Verubulin (Azixa) Analogues with Increased Saturation: Synthesis, SAR and Encapsulation in Biocompatible Nanocontainers Based on Ca2+ or Mg2+ Cross-Linked Alginate

Abstract

Tubulin-targeting agents attract undiminished attention as promising compounds for the design of anti-cancer drugs. Verubulin is a potent tubulin polymerization inhibitor, binding to colchicine-binding sites. In the present work, a series of verubulin analogues containing a cyclohexane or cycloheptane ring 1,2-annulated with pyrimidine moiety and various substituents in positions 2 and 4 of pyrimidine were obtained and their cytotoxicity towards cancer and non-cancerous cell lines was estimated. The investigated compounds revealed activity against various cancer cell lines with IC₅₀ down to 1-4 nM. According to fluorescent microscopy data, compounds that showed cytotoxicity in the MTT test disrupt the normal cytoskeleton of the cell in a pattern similar to that for combretastatin A-4. The hit compound (N-(4-methoxyphenyl)-N,2-dimethyl-5,6,7,8-tetrahydroquinazolin-4-amine) was encapsulated in biocompatible nanocontainers based on Ca²⁺ or Mg²⁺ cross-linked alginate and it was demonstrated that its cytotoxic activity was preserved after encapsulation.

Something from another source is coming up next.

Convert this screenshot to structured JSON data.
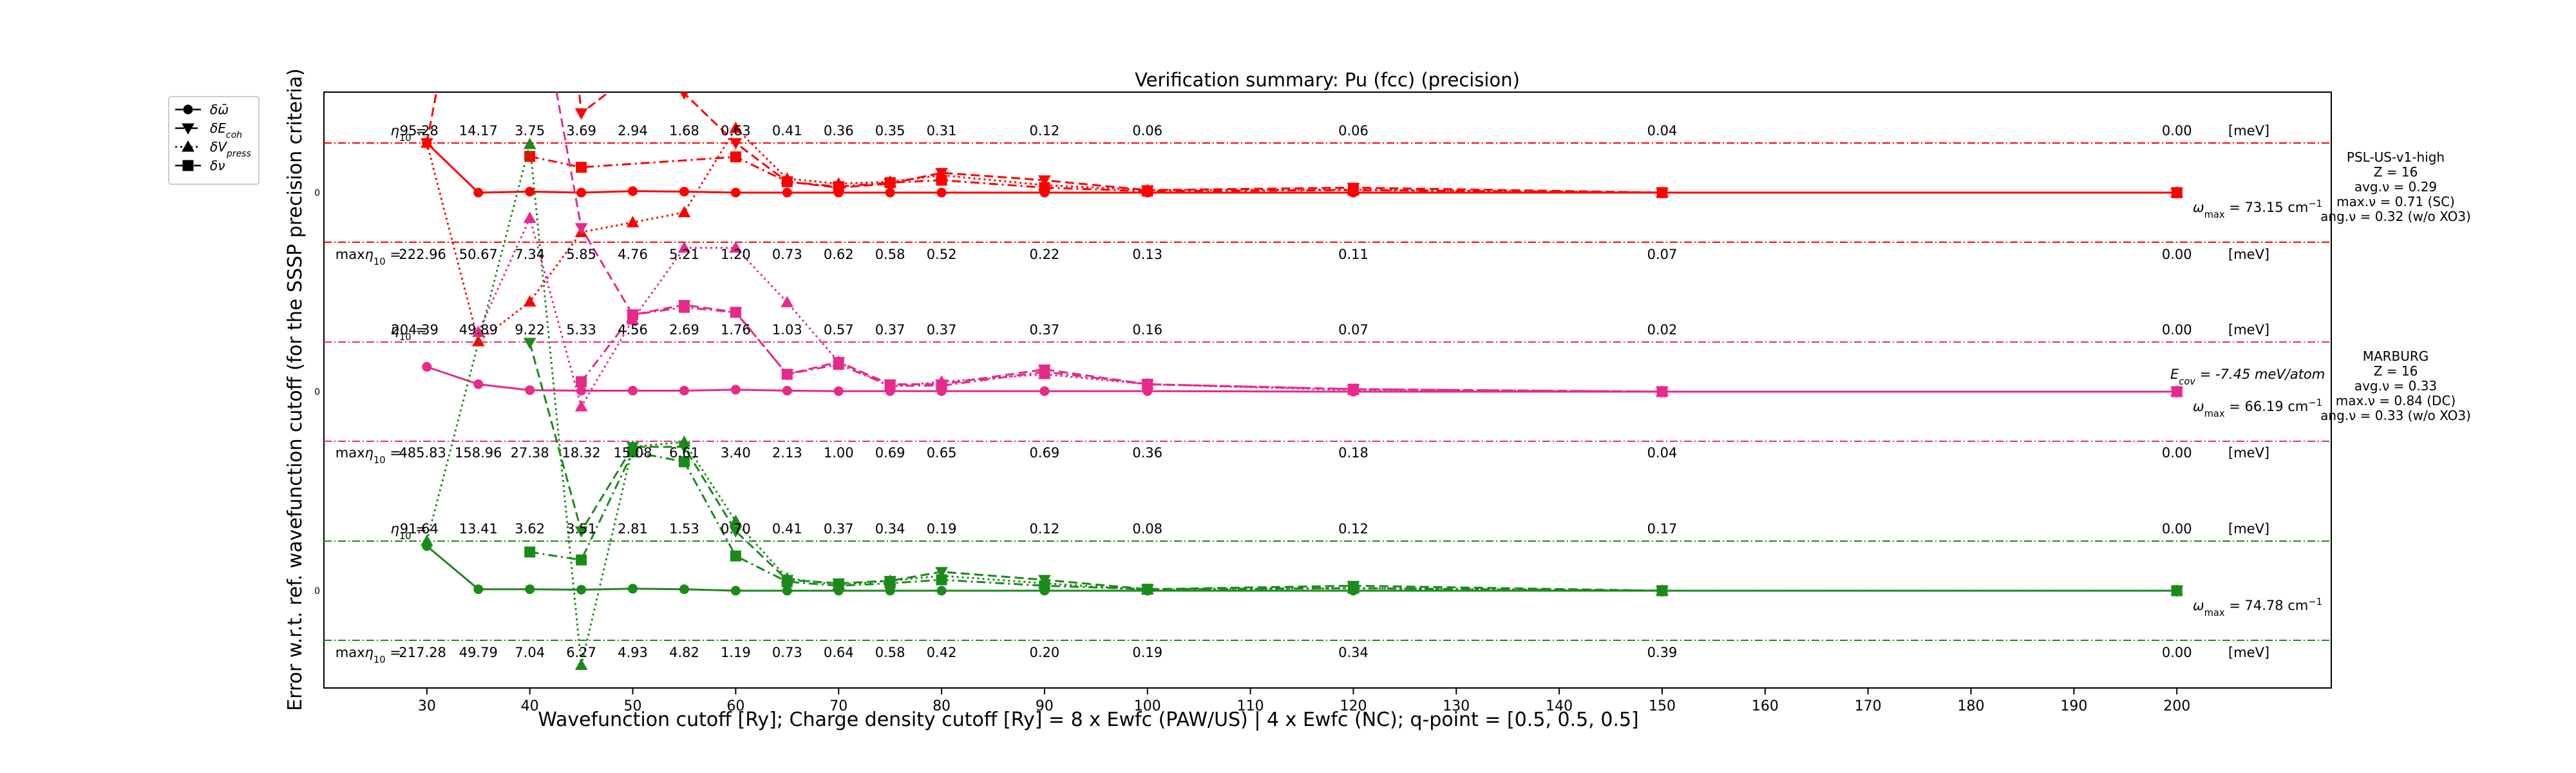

Keywords: apoptosis inducer; aromatic nucleophilic substitution; cross-linked alginate; nanocontainer; pyrimidine; tetrahydroquinazoline; tubulin polymerization inhibitor; verubulin.

Figure 1

Verubulin (1) [36], some of its previously described analogues [25,33,34] and compounds studied in the present work.

Scheme 1

Synthesis of 4-aminopyrimidines 2a–l.

Scheme 2

Synthesis of 4-aminopyrimidines 2m–r.

Figure 2

Immunofluorescence microscopy images of the microtubules (MTs) in A549 cells treated with tested compounds, combretastatin (CA-4) as positive control or DMSO as negative control. (A) 2b, 10 μM (depolymerization of MTs). (B) 2e, 10 μM (full depolymerization of MTs). (C) 2c, 10 μM (full depolymerization of MTs). (D) 2a, 100 μM (intact MTs). (E) 0.03 μM CA-4 (full depolymerization of MTs). (F) 0.5% DMSO (intact MTs). Scale bar 10 μm. Images illustrate representative examples of two to four independent experiments.

Figure 3

Influence of compounds 2c and 2e in comparison with verubulin (positive control) on Tb + MAP polymerization as a time-dependent increase in absorbance at 355 nm. Background-subtracted data were normalized to control probe. This figure shows the results of the representative experiment. Each curve is the average of three repeats; each point is mean ± SEM.

Figure 4

(A) Root mean square deviation of the protein, GDP, GTP and ligand (2c) non-hydrogen atoms during molecular dynamics simulation of the complex with the α,β-tubulin heterodimer. (B) Binding mode of compound 2c refined using molecular dynamics simulation (detailed view of the binding site in the β-subunit). Ligand 2c is represented by a green-colored stick model; the amino acid residues located within 3 Å of the ligand are represented by beige stick models. The position of verubulin (PDB ID: 5XKF, matched to the β-subunit) is shown by a mauve-colored stick model. The guanosine triphosphate molecule bound in the α-subunits is shown by stick models on the right in the background. The hydrogen atoms are omitted for clarity.

Figure 5

Apoptotic profile of HCT116 cells treated with selected compounds after 48 h. Concentration of compounds 2 × IC₅₀ (see Supplementary Materials).